Postanowiłam sprawdzić twitter'a. Z Pussy na rękach, weszłam do mojego pokoju i usiadłam przy komputerze. Zalogowałam się. Pierwsze co zauważyłam, było to, że w trendach nadal utrzymuje się Happy Birthday Liam. Pokręciłam głową, nie mogąc zrozumić inteligencji niektórych osób. Chłopak miał urodziny wczoraj.
Zjechałam nizej. Adele robi nowy teledysk, wczorajsze podziękowania Liam'a za życzenia, jakaś akcja Directioners ... Jednym słowem nudy. Zerknęłam na zegrarek. Była 10:30. W sumie mogłam już wyjść. Musiałabym czekać, około dwóch godzin, ale wcześniej spotkałabym chłopaków i wcześniej byłabym w domu.
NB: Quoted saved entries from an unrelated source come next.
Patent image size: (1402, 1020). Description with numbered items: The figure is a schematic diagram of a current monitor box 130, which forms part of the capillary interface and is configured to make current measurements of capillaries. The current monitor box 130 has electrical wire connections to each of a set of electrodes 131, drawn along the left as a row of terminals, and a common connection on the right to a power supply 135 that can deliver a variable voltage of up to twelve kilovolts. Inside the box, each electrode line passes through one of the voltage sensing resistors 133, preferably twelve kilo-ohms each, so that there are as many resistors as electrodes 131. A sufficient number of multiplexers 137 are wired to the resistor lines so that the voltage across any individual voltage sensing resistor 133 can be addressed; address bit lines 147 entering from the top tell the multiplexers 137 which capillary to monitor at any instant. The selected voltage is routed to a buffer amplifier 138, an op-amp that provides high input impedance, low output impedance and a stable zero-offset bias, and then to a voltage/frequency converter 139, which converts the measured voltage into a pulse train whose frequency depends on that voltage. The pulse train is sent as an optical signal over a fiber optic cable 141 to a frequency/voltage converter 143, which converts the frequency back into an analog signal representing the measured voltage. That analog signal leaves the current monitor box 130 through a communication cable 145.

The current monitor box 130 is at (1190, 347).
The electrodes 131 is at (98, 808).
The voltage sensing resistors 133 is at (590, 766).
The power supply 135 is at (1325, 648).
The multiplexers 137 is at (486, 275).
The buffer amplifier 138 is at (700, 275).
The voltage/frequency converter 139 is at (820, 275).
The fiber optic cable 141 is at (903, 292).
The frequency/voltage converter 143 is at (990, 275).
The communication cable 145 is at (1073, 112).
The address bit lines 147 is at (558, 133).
Korzystne rozwiazanie.
Wzięłam torbę i wybiegłam z domu.

I mamy pierwszy rozdział. Czy jestem z niego zadowolona ? Tak, ale tylko z niektórych fragmentów, bo inne są do dupy. 
Wiem, że miał być wczoraj. Bo miał. Zamierzałam wrzucić go o 20. Tylko przypomniałam sobie, że leci Księżyc w Nowiu i poszłam obejrzeć. A później nie miałam ochoty wchodzić. I dzisiaj robiłam jeszcze małe poprawki, ale tylko malutkie. :)
Z góry proszę o komentarze i uwagi.

04 maja 2012

Fabuła

Tytuł: I never let you go
Rozdziałów: 30
Bohaterowie: Casandra "Cassie" Millet i Harry Styles, Louis Tomlinson, Liam Payne, Niall Horan, Zayn Malik oraz Danielle Peazer, Eleanor Calder, Cher Lloyd, Perrie Edwards, Brian Thomas i inni.
Opis: Cassie przywykła do bycia wyrzutkiem, jednak miała dosyć swojego życia i brak szansy by się z niego uwolnić. Dlatego, gdy nadarzyła się okazja, bez wahania uciekła do Londynu, sprawiając tym samym, że jej życie obróci się o 180 stopni, a to tylko za sprawą pewnego sławnego chłopaka i czwórki jego równie sławnych przyjaciół.
Od autorki: Hm... To moje pierwsze opowiadanie, więc proszę o wyrozumiałość dla moich licznych błędów interpunkcyjnych i całej reszty. Mam nadzieję, że się wam spodoba.